These are changes that one would not expect from a mature city, because regeneration mainly affects the city centre. There, ordinary and historical buildings are replaced by high-rise buildings. With the aim of stopping urban sprawl and making Tirana greener. The idea: to compress the city inward in order to create green areas in areas that become free.
What is striking is that all this is happening in the capital of one of the poorest countries in Europe, where per capita GDP is about a third of the EU average. According to city officials, a dramatic reconstruction is necessary: Tirana, with a current population of about 420,000, is growing by about 30,000 a year, so the question is how to plan this sustainably, said the city’s socialist mayor, Erion Villiaj. About the project.
Loss of history and high prices?
When you walk around the city centre, the newly constructed buildings quickly catch your eye. In light of this – and the fact that the historic buildings had to be cleared – critics of the project feared the city would be divided up between developers without consulting residents, who would ultimately change everything beyond recognition. Not only is history being lost, but housing prices are also rising.
The rapid change is evident in Skanderbeg’s central square, where just a few years ago there were large numbers of cars pouring in. The square was created during the Italian occupation – and features a mix of Italian modernism from the 1930s and Soviet architecture. The concrete surface of the square has been preserved, but now only pedestrians cross their paths through the created pedestrian zone.
Demolition amid loud protests
As you look around, you will quickly notice new high-rise buildings with more advanced design and newly restored buildings. A striking and important building in the eyes of many has been lost since May 2020, demolished in a cloak and dagger operation – despite widespread protests. The Teatro Competare was designed in 1939 by Italian architect Giulio Berti and initially served as an Italian Army facility before becoming the National Theater in 1947.
Famous artists and architects have strongly criticized the demolition – not only for the protection of the monument, but also for questionable bidding, circumvention of competition law and plans for a new theater far from the centre. Activists occupied the building for two years before a demolition crew arrived late at night and without warning. The fact that all of this happened during the pandemic was clearly no coincidence.
The architect wants to bring forests to cities
The go-ahead for the center’s renovation was given in 2016 – at which time plans were announced under the ‘Tirana 2030’ formula. City planners argued that the influx and associated new development after the end of the communist regime had given the city character, but order and structure were missing. Italian architect Stefano Boeri designed a forest ring as a concept surrounding the city centre.

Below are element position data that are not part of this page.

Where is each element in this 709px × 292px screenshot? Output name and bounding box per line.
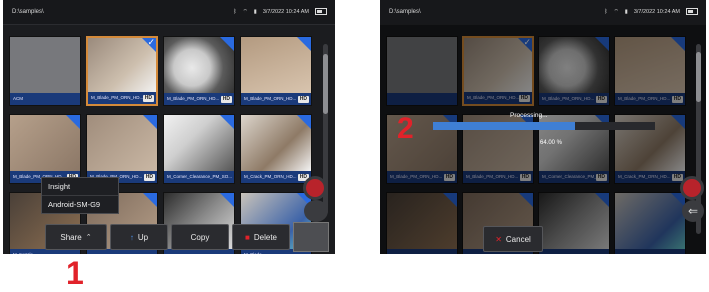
close-icon: ✕	[495, 234, 502, 244]
file-thumbnail[interactable]: M_Blade_PM_ORN_HD...HD	[240, 36, 312, 106]
hd-badge: HD	[142, 95, 154, 102]
up-button-label: Up	[137, 232, 149, 242]
copy-button[interactable]: Copy	[171, 224, 229, 250]
file-thumbnail[interactable]: M_Crack_PM_ORN_HD... HD	[240, 114, 312, 184]
clock: 3/7/2022 10:24 AM	[262, 8, 309, 15]
folder-path: D:\samples\	[389, 9, 421, 15]
file-thumbnail[interactable]: M_Blade_PM_ORN_HD...HD	[163, 36, 235, 106]
hd-badge: HD	[297, 96, 309, 103]
record-button[interactable]	[303, 176, 327, 200]
left-screen: D:\samples\ ᛒ ⌔ ▮ 3/7/2022 10:24 AM ACM ✓…	[3, 0, 335, 254]
record-button[interactable]	[680, 176, 704, 200]
scrollbar-thumb[interactable]	[696, 52, 701, 102]
battery-icon	[315, 8, 327, 15]
file-thumbnail[interactable]: M_Blade_PM_ORN_HD...HD	[86, 114, 158, 184]
cancel-button[interactable]: ✕ Cancel	[483, 226, 543, 252]
status-bar: D:\samples\ ᛒ ⌔ ▮ 3/7/2022 10:24 AM	[3, 0, 335, 25]
step-marker-2: 2	[397, 112, 414, 145]
corner-flag-icon	[143, 193, 157, 207]
scrollbar-thumb[interactable]	[323, 54, 328, 114]
right-screen: D:\samples\ ᛒ ⌔ ▮ 3/7/2022 10:24 AM ✓ M_B…	[380, 0, 706, 254]
progress-fill	[433, 122, 576, 130]
share-button[interactable]: Share ⌃	[45, 224, 107, 250]
copy-button-label: Copy	[190, 232, 210, 242]
file-thumbnail[interactable]: M_Blade_PM_ORN_HD...HD	[9, 114, 81, 184]
hd-badge: HD	[143, 174, 155, 181]
bluetooth-icon: ᛒ	[233, 8, 237, 15]
file-thumbnail[interactable]: M_Corner_Clearance_PM_SO...	[163, 114, 235, 184]
cancel-button-label: Cancel	[505, 234, 531, 244]
share-menu: Insight Android-SM-G9	[41, 177, 119, 214]
share-option-insight[interactable]: Insight	[42, 178, 118, 195]
status-bar: D:\samples\ ᛒ ⌔ ▮ 3/7/2022 10:24 AM	[380, 0, 706, 25]
corner-flag-icon	[220, 37, 234, 51]
modal-overlay	[380, 24, 706, 254]
processing-label: Processing...	[510, 112, 548, 119]
trash-icon: ■	[245, 232, 250, 242]
folder-thumbnail[interactable]: ACM	[9, 36, 81, 106]
corner-flag-icon	[220, 115, 234, 129]
file-thumbnail[interactable]: ✓ M_Blade_PM_ORN_HD... HD	[86, 36, 158, 106]
clock: 3/7/2022 10:24 AM	[633, 8, 680, 15]
share-option-android[interactable]: Android-SM-G9	[42, 195, 118, 213]
chevron-up-icon: ⌃	[85, 234, 92, 241]
battery-icon	[686, 8, 698, 15]
share-button-label: Share	[60, 232, 82, 242]
delete-button-label: Delete	[253, 232, 277, 242]
corner-flag-icon	[220, 193, 234, 207]
thumbnail-caption: M_Corner_Clearance_PM_SO...	[164, 171, 234, 183]
checkmark-icon: ✓	[147, 37, 155, 47]
thumbnail-caption: ACM	[10, 93, 80, 105]
storage-icon: ▮	[253, 8, 257, 15]
progress-percent: 64.00 %	[540, 140, 563, 146]
corner-flag-icon	[297, 115, 311, 129]
arrow-up-icon: ↑	[129, 232, 134, 242]
folder-icon	[10, 37, 80, 93]
wifi-icon: ⌔	[242, 9, 248, 15]
corner-flag-icon	[66, 115, 80, 129]
step-marker-1: 1	[66, 255, 84, 291]
progress-bar	[433, 122, 655, 130]
storage-icon: ▮	[624, 8, 628, 15]
back-arrow-icon[interactable]: ⇐	[682, 200, 704, 222]
up-button[interactable]: ↑ Up	[110, 224, 168, 250]
delete-button[interactable]: ■ Delete	[232, 224, 290, 250]
bluetooth-icon: ᛒ	[604, 8, 608, 15]
wifi-icon: ⌔	[613, 9, 619, 15]
corner-flag-icon	[297, 37, 311, 51]
hd-badge: HD	[220, 96, 232, 103]
back-button[interactable]	[304, 200, 328, 222]
folder-path: D:\samples\	[12, 9, 44, 15]
corner-flag-icon	[143, 115, 157, 129]
mini-preview[interactable]	[293, 222, 329, 252]
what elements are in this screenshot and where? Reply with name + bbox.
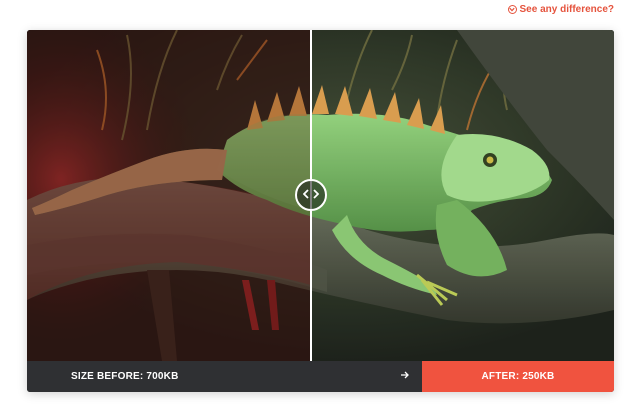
arrow-right-icon xyxy=(400,370,410,383)
size-before-label: SIZE BEFORE: 700KB xyxy=(71,371,179,382)
chevron-down-circle-icon xyxy=(507,5,517,14)
see-difference-label: See any difference? xyxy=(519,4,614,15)
image-comparison-slider: SIZE BEFORE: 700KB AFTER: 250KB xyxy=(27,30,614,392)
left-right-arrows-icon xyxy=(302,186,320,204)
slider-handle[interactable] xyxy=(295,179,327,211)
see-difference-link[interactable]: See any difference? xyxy=(507,4,614,15)
size-after-label: AFTER: 250KB xyxy=(481,371,555,382)
size-comparison-bar: SIZE BEFORE: 700KB AFTER: 250KB xyxy=(27,361,614,392)
size-before-panel: SIZE BEFORE: 700KB xyxy=(27,361,422,392)
size-after-panel: AFTER: 250KB xyxy=(422,361,614,392)
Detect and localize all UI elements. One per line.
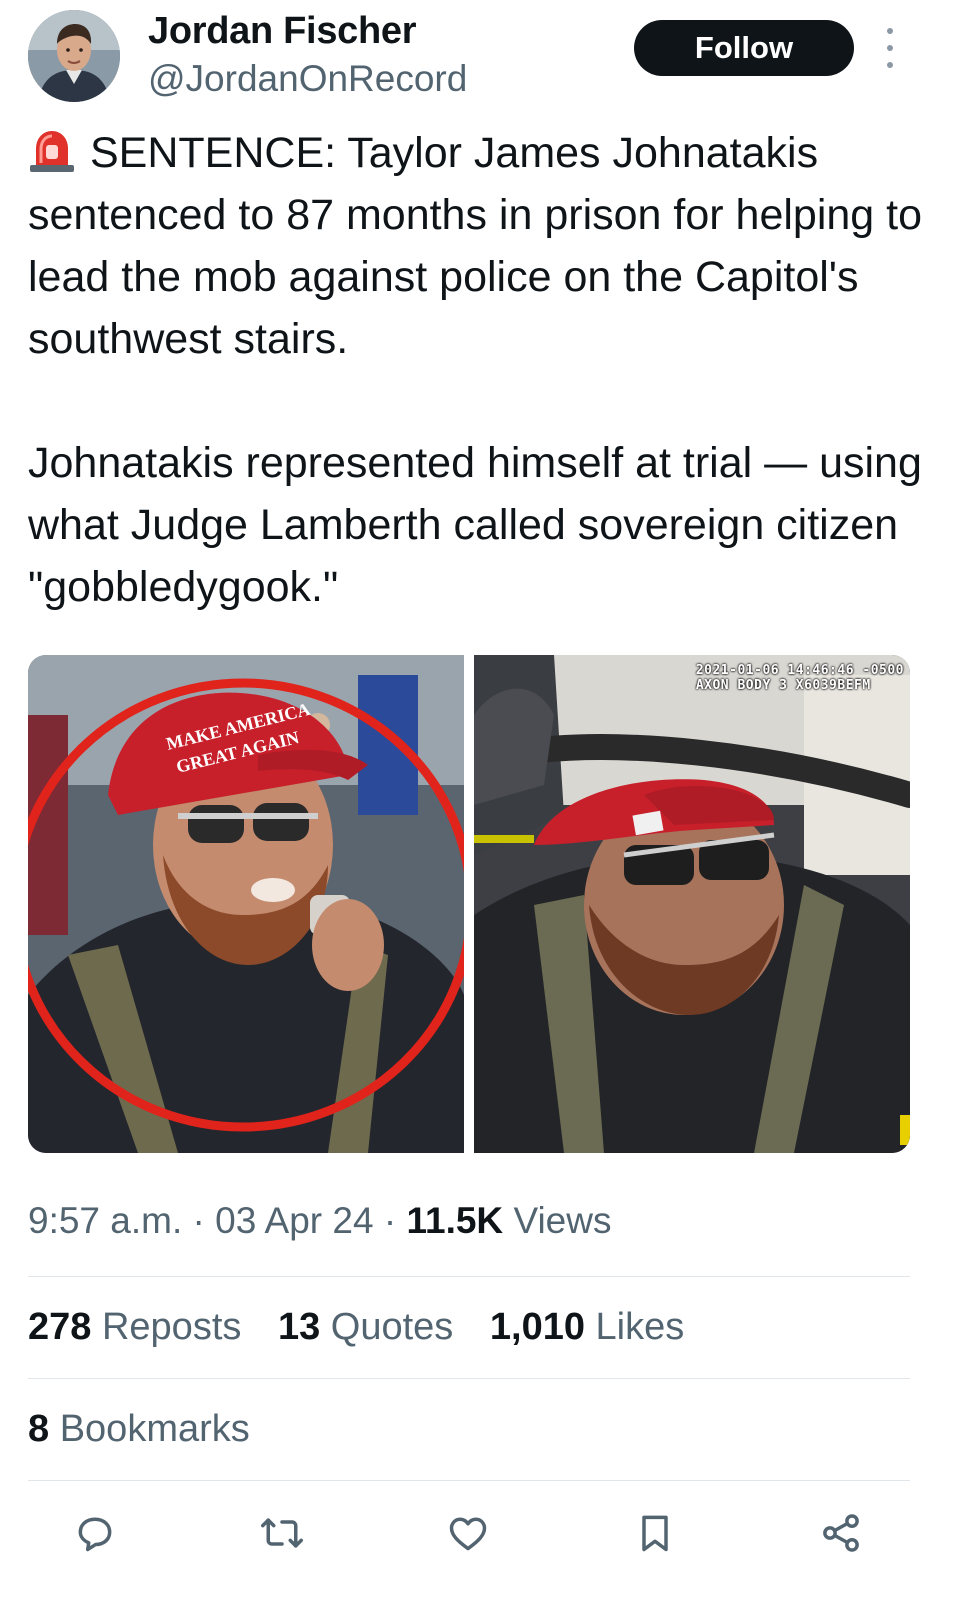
views-label: Views: [513, 1200, 612, 1241]
meta-separator-2: ·: [383, 1200, 397, 1241]
meta-separator-1: ·: [192, 1200, 205, 1241]
likes-stat[interactable]: 1,010 Likes: [490, 1306, 684, 1349]
tweet-paragraph-1: SENTENCE: Taylor James Johnatakis senten…: [28, 122, 933, 370]
tweet-time[interactable]: 9:57 a.m.: [28, 1200, 182, 1241]
quotes-count: 13: [277, 1306, 321, 1348]
tweet-paragraph-2: Johnatakis represented himself at trial …: [28, 439, 922, 611]
engagement-stats: 278 Reposts 13 Quotes 1,010 Likes: [28, 1306, 710, 1349]
author-handle[interactable]: @JordanOnRecord: [148, 58, 467, 100]
tweet-meta: 9:57 a.m. · 03 Apr 24 · 11.5K Views: [28, 1200, 611, 1242]
bookmark-icon[interactable]: [627, 1505, 683, 1561]
reposts-stat[interactable]: 278 Reposts: [28, 1306, 241, 1349]
reposts-label: Reposts: [101, 1306, 242, 1348]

Bowery is an advocate of luxurious green spaces – and has achieved international fame with corresponding designs and projects. In Milan, for example, his project “Bosco Verticale” (Vertical Forest), consisting mainly of two stunningly green high-rise buildings, was realized. In China, Boeri is behind more expansive projects: futuristic-looking “forest cities” are planned there, huge areas that are both city and forest.
The city wants to retain access to the space
Of course, there is hardly any municipal funding in Tirana, and the city coffers do not allow it. Thus, the offer to real estate developers and property owners means that they are allowed to build (preferably upwards according to the concept), but the open spaces surrounding the properties must be left for the city to use as public space. However, critics say that developments so far do not meet the set standards.
Aside from several designs, there is no detailed plan for what the redesigned center will ultimately look like. Opponents say it is impossible for the public to understand in detail how the city will develop. There are also concerns about where the money for all the projects will come from. According to experts, the country has become a hotbed for money laundering.
An opportunity for the Italian mafia?
Italy is also supposed to play a role in this area: anti-mafia prosecutors in Italy discovered that the ‘Ndrangheta mafia organization recognized the new building in Tirana as a money laundering opportunity. The Financial Action Task Force on Money Laundering (FATF), an international institution that monitors money laundering, has placed Albania on the “grey list.”
This means that the country is considered highly vulnerable to money laundering due to systemic weaknesses. Of all the issues, the real estate sector was rated as particularly worrisome. The Albanian Financial Intelligence Unit (FIU) stated in one of its reports that “large real estate investments with unknown sources of funds” had been monitored, which it classified as “suspicious.”
Progress in combating money laundering
However, local politicians argue that such operations have been largely systematically prevented, citing increased national precautions against money laundering. In fact, the Council of Europe acknowledges the positive steps taken by Albania in a recent report. Necessary measures have been taken to correct deficiencies with respect to trustees subject to anti-money laundering requirements.
At the same time, efforts are being made to facilitate the authorities’ access to information regarding beneficial ownership. Measures to regulate and monitor notaries and real estate agents have also been strengthened, according to the current report of the Council of Europe. Licenses can now be revoked in the event of breaches of money laundering legislation.